France

Les Jeux olympiques vitrine d’une certaine mixité sociale

Le yachting, notamment sur voilier de tradition en bois, demeure une activité réservée à une élite. En France, cette élite est la plupart du temps issue des milieux bourgeois et se perpétue notamment via l’accès aux meilleurs établissements de l’enseignement supérieur. À Marseille, le Voile Inclusive Projet (VIP) entend casser ce déterminisme en ouvrant les régates de prestige à des étudiants boursiers ayant intégré des classes préparatoires aux grandes écoles.

Lors de la grande parade nautique qui a célébré l’arrivée à Marseille du Belem avec à son bord la flamme olympique, des jeunes issus de milieux populaires se sont retrouvés aux premières loges. Ils étaient embarqués avec les équipages de prestigieuses embarcations, emblématiques de l’histoire de la voile olympique. Un privilège pour ces étudiants inscrits dans un programme d’inclusion nouveau, le Voile Inclusive Projet (VIP). Initiée en octobre dernier, cette formation à la voile est un modèle d’inclusion pilote. Intéressé par le concept, Cédric Dufoix, le directeur des sites olympiques dans la région, a milité pour lui donner une exposition forte. Au nom de « l’ambition posée par les Jeux olympiques et Paralympiques Paris 2024 qui aspirent à être les jeux les plus inclusifs de l’histoire de l’olympisme », précise-t-il.
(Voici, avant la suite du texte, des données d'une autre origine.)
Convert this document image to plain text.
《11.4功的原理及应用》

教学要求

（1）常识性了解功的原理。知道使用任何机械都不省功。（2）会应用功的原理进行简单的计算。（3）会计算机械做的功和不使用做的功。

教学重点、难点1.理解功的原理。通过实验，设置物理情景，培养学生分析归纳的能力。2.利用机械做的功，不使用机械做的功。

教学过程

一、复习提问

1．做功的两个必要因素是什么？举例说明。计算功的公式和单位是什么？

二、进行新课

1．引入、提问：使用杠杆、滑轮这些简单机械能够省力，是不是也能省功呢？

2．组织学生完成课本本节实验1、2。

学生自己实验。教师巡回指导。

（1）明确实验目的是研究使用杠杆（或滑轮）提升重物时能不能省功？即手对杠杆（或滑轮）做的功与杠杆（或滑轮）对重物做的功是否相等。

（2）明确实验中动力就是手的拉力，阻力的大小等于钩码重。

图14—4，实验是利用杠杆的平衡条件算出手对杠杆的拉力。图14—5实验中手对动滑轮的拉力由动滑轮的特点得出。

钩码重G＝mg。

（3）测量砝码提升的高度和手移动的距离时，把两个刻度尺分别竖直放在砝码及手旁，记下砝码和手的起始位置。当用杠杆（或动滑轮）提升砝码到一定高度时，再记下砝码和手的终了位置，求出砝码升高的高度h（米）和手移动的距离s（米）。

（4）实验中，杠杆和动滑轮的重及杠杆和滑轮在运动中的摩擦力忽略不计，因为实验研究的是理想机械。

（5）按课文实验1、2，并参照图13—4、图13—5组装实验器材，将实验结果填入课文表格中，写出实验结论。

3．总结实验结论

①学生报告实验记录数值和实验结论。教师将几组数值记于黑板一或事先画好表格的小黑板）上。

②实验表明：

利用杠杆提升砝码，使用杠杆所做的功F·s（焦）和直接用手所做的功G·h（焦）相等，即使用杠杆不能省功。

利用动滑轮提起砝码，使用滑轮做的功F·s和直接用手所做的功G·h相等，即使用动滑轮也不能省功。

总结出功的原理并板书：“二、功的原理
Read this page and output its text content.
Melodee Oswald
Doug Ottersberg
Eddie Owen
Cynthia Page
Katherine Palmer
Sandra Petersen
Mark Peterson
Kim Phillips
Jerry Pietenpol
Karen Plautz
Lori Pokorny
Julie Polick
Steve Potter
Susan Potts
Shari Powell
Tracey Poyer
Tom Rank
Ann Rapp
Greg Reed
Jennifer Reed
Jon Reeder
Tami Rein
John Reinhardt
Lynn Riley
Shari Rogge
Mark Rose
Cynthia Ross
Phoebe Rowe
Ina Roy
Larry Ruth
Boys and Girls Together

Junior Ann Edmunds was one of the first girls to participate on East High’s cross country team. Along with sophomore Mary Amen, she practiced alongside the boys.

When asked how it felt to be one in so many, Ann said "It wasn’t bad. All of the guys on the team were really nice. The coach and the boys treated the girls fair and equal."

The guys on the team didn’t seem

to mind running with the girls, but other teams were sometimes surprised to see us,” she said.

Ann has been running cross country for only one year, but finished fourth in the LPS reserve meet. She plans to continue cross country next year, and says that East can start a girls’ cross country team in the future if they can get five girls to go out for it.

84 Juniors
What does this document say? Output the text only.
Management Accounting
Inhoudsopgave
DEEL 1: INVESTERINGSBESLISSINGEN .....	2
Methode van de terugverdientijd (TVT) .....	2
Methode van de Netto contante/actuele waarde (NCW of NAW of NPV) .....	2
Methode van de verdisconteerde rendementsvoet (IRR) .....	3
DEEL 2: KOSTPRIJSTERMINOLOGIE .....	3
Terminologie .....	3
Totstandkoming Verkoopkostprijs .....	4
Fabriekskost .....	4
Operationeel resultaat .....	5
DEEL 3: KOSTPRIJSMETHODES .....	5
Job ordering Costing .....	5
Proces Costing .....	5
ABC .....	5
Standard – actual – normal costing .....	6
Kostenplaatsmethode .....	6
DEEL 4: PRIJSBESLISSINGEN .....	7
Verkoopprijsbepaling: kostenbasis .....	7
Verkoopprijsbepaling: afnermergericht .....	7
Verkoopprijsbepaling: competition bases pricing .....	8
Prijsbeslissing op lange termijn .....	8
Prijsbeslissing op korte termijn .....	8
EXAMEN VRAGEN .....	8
Difficile de faire mieux en termes d’exposition, puisque ces jeunes ont régaté sous les yeux des caméras du monde entier.

Une association et des entreprises partenaires

Ce programme d’inclusion, se déroule à bord de Svanevit un voilier figurant au patrimoine historique des JO. Une association à but non lucratif et d’intérêt général le pilote : SVAN, comme Sauvegarde des Voiliers Anciens, qui œuvre désormais dans le domaine de l’Économie Sociale et Solidaire (ESS). L’association va contacter Marc Rosmini, un professeur agrégé de philosophie qui enseigne dans les quartiers populaires de Marseille. Il s’est fait connaître du grand public il y a une dizaine d’années, en créant avec des collègues une « classe préparatoire aux études supérieures » réservée aux bacs professionnels, voie normalement dédiée à un accès rapide à l’emploi. Plusieurs élèves ayant suivi ce programme ont pourtant réussi les concours les plus prestigieux, notamment ceux de Centrale Supelec et l’Institut Polytechnique de Paris, ce qui a attiré l’attention des médias et du rectorat. 

« La réussite et l’épanouissement reposent sur trois sortes de capital : le capital financier, le capital culturel et le capital social. Le programme VIP Marseille participe à la constitution de ce dernier », expose Marc Rosmini. Il ajoute : « La voile oblige à s’harmoniser, car un équipage, c’est un tout. Faire des choses ensemble est la meilleure façon de casser les stéréotypes ».

Un programme conçu par un organisme de formation

Le programme VIP a été pensé par Marsail, un organisme de formation fondé par Christopher Pratt, skipper professionnel (Route du Rhum, Transat Jacques Vabre, double vainqueur du Tour de France à la Voile…) et Amandine Deslandes, formatrice en ingénierie de la protection sociale. La méthode Marsail est basée sur la notion de confiance pour parvenir à la performance. « Confiance en soi pour libérer son plein potentiel, confiance en l’autre pour des collectifs efficaces et alignés, confiance en l’avenir, enfin ! », résume Amandine Deslandes.

Découvrir un « autre monde »

Nino Salim, étudiant qui a intégré VIP ne dit pas autre chose : « Vu le nombre d’heures que me prend la classe préparatoire, j’ai vraiment hésité à remplir encore plus mon emploi du temps. Je suis boursier et n’ai aucune relation. Le mentorat et la rencontre de cadres issus de milieux très différents permettent une ouverture d’esprit. Naviguer sur ce type de voiliers, entrer dans des clubs comme « La Nautique » sur le Vieux-Port, c’était pour moi un autre monde, loin de mon quotidien ». La première sortie sur un voilier historique a eu lieu le dimanche 5 mai. Venu du Yacht-club de Monaco participer à la grande parade de la flamme olympique, Tuiga a permis un baptême hors norme à la promotion. Un moment unique partagé avec de grands patrons, qui a donné lieu à des efforts collectifs pour la navigation, mais aussi des échanges personnels. C’était le but.